1.New: A book on a subject about which you know very little or one that is new to your collection or interest level. For this choice I picked The War That Killed Achilles: The True Story of Homer’s Iliad and the Trojan War by Caroline Alexander. I teach part of Homer’s Iliad to my seniors every year, and it has always been one of my favorites, so when I found this recently I bought it immediately and without hesitation. It is brand new to my collection, though it was published in 2009, and finding out more about the actual history surrounding the Trojan War is an exciting prospect for me.

2.Fascinating: A book on a subject in which you are highly interested — one you can’t wait to read on a topic that you love. For this category, I have chosen, and already started reading, The Boston Strangler by Gerold Frank. I am a huge fan of true crime novels, and this is an in-depth look at the evidence and police action during the investigation of a serial killer who, until only recently, had completely mystified the Boston police department since the middle of the last century.

3.Controversial: A book on a topic about which people might have opposing views. For this category, I have chosen A First-Rate MadnessUncovering the Links Between Leadership and Mental Illness by Nassir Ghaemi. I have been incredibly excited to read this book since I purchased it a few years ago, but somehow it just kept getting shoved to the back of my tbr time after time. I knew that adding it to this reading challenge would finally push me to get around to this controversial little number, which discusses how some of our most famous and infamous world leaders have all had similar qualities, personality traits, and characteristics verging, unfortunately, on the brink of insanity. Considering the premise, I think this novel would start a number of excellent debates among historians as well as mental health experts.

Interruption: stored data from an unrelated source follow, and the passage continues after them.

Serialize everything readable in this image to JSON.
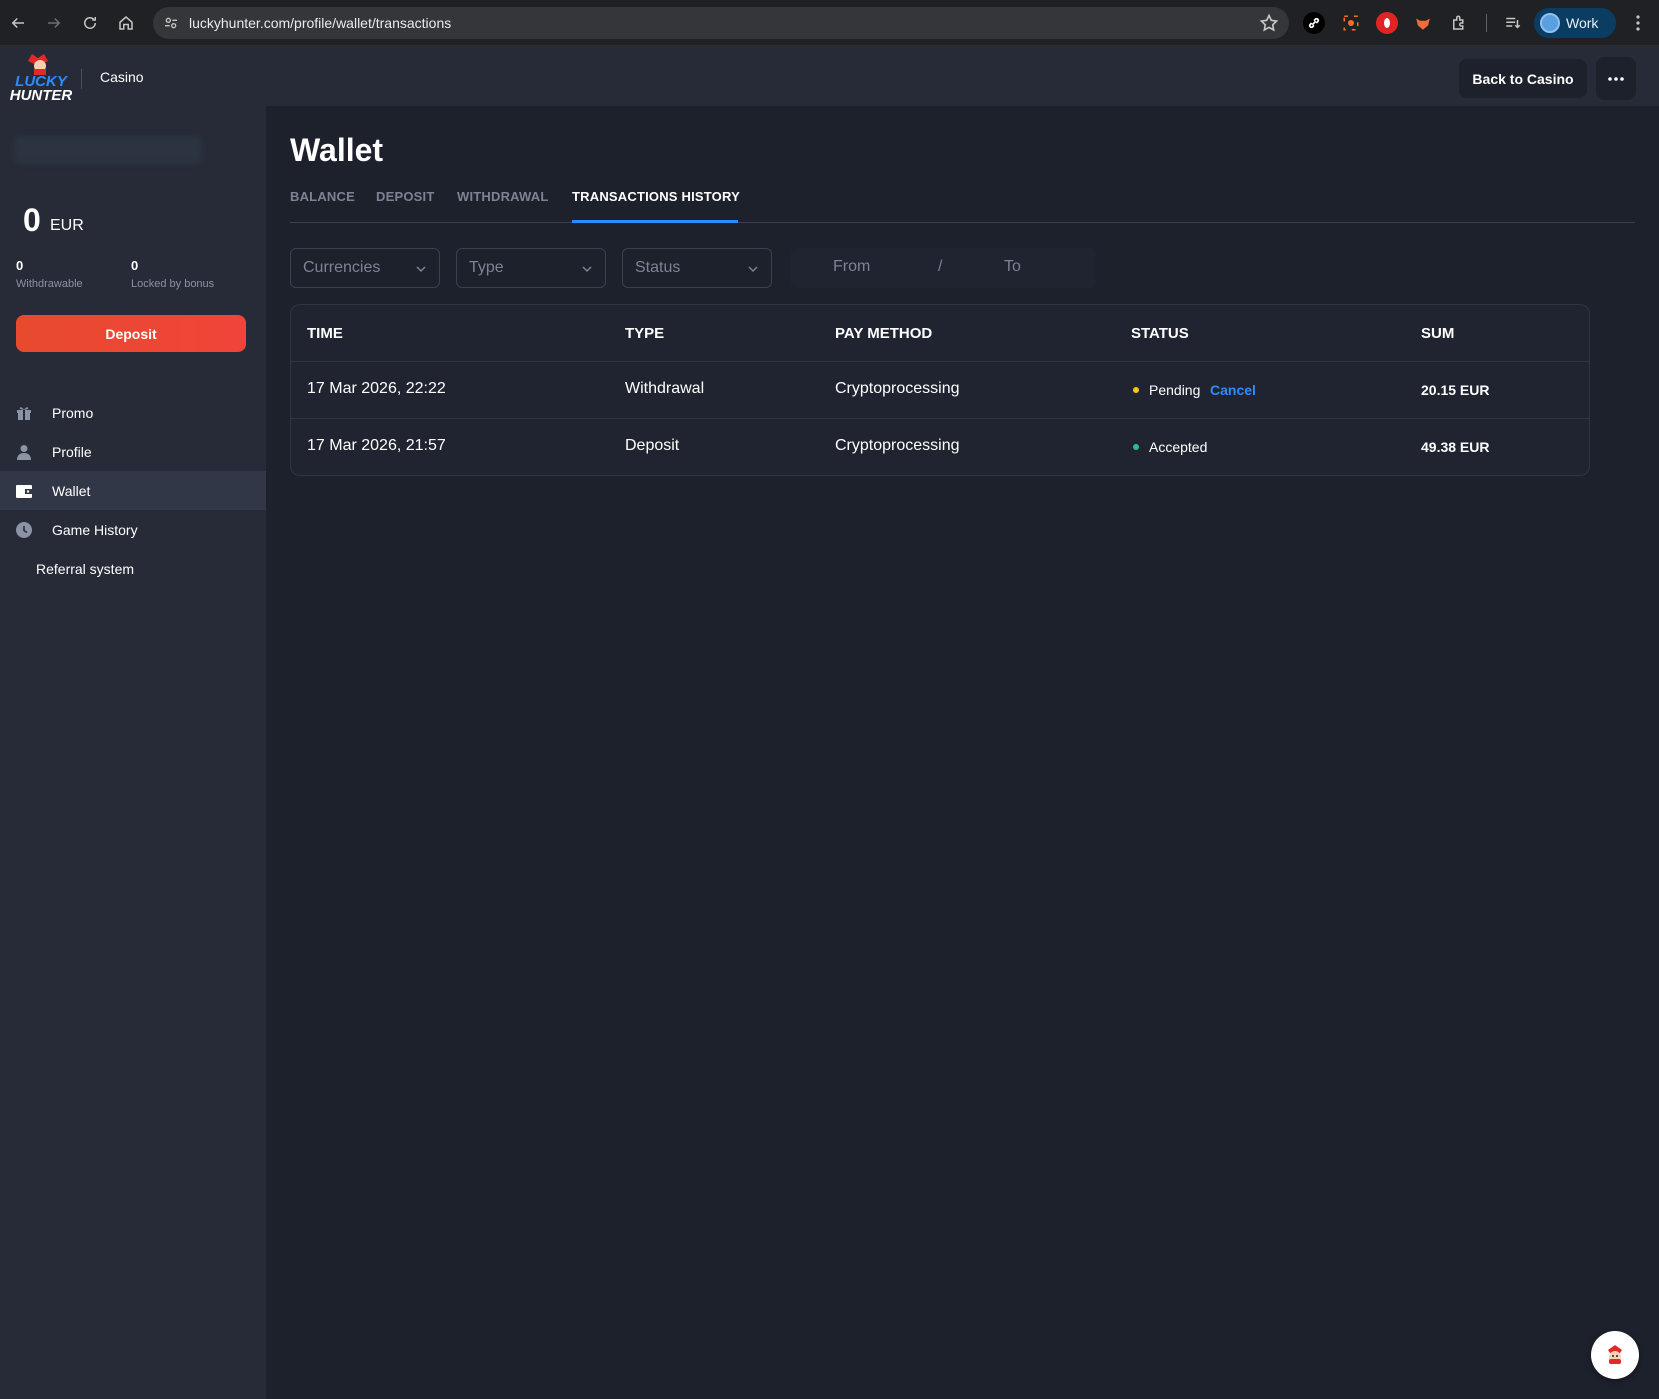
{
  "browser": {
    "url": "luckyhunter.com/profile/wallet/transactions",
    "profile_label": "Work"
  },
  "header": {
    "logo_top": "LUCKY",
    "logo_bottom": "HUNTER",
    "section": "Casino",
    "back_button": "Back to Casino"
  },
  "sidebar": {
    "balance_value": "0",
    "balance_currency": "EUR",
    "withdrawable_value": "0",
    "withdrawable_label": "Withdrawable",
    "locked_value": "0",
    "locked_label": "Locked by bonus",
    "deposit_button": "Deposit",
    "items": [
      {
        "label": "Promo",
        "icon": "gift-icon"
      },
      {
        "label": "Profile",
        "icon": "user-icon"
      },
      {
        "label": "Wallet",
        "icon": "wallet-icon",
        "active": true
      },
      {
        "label": "Game History",
        "icon": "clock-icon"
      },
      {
        "label": "Referral system"
      }
    ]
  },
  "main": {
    "title": "Wallet",
    "tabs": [
      {
        "label": "BALANCE"
      },
      {
        "label": "DEPOSIT"
      },
      {
        "label": "WITHDRAWAL"
      },
      {
        "label": "TRANSACTIONS HISTORY",
        "active": true
      }
    ],
    "filters": {
      "currencies": "Currencies",
      "type": "Type",
      "status": "Status",
      "date_from": "From",
      "date_sep": "/",
      "date_to": "To"
    },
    "table": {
      "headers": [
        "TIME",
        "TYPE",
        "PAY METHOD",
        "STATUS",
        "SUM"
      ],
      "rows": [
        {
          "time": "17 Mar 2026, 22:22",
          "type": "Withdrawal",
          "method": "Cryptoprocessing",
          "status": "Pending",
          "status_color": "#f5c518",
          "action": "Cancel",
          "sum": "20.15 EUR"
        },
        {
          "time": "17 Mar 2026, 21:57",
          "type": "Deposit",
          "method": "Cryptoprocessing",
          "status": "Accepted",
          "status_color": "#27c08a",
          "sum": "49.38 EUR"
        }
      ]
    }
  },
  "colors": {
    "accent": "#2b8cff",
    "deposit": "#ef4534",
    "background": "#1d212c",
    "sidebar": "#262b37"
  }
}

4.Important: A book you think an educated person should read, which helps people understand the world or others around them. For this choice I selected History’s Worst Crimes and the People Who Investigated Them by Bill Price. This is one in a collection of similar books by the same author, and, as previously noted, I am a true crime fan, so this one in particular is right up my alley. I thought that if I check this off the list, it might encourage me to read the others like it in our personal library. It also seems like it will be a very quick read. It fits the category because it shows that, unfortunately, terrible, baffling crimes occur during all times and all over the world; it is a reality we must face if we hope to prevent them in the future.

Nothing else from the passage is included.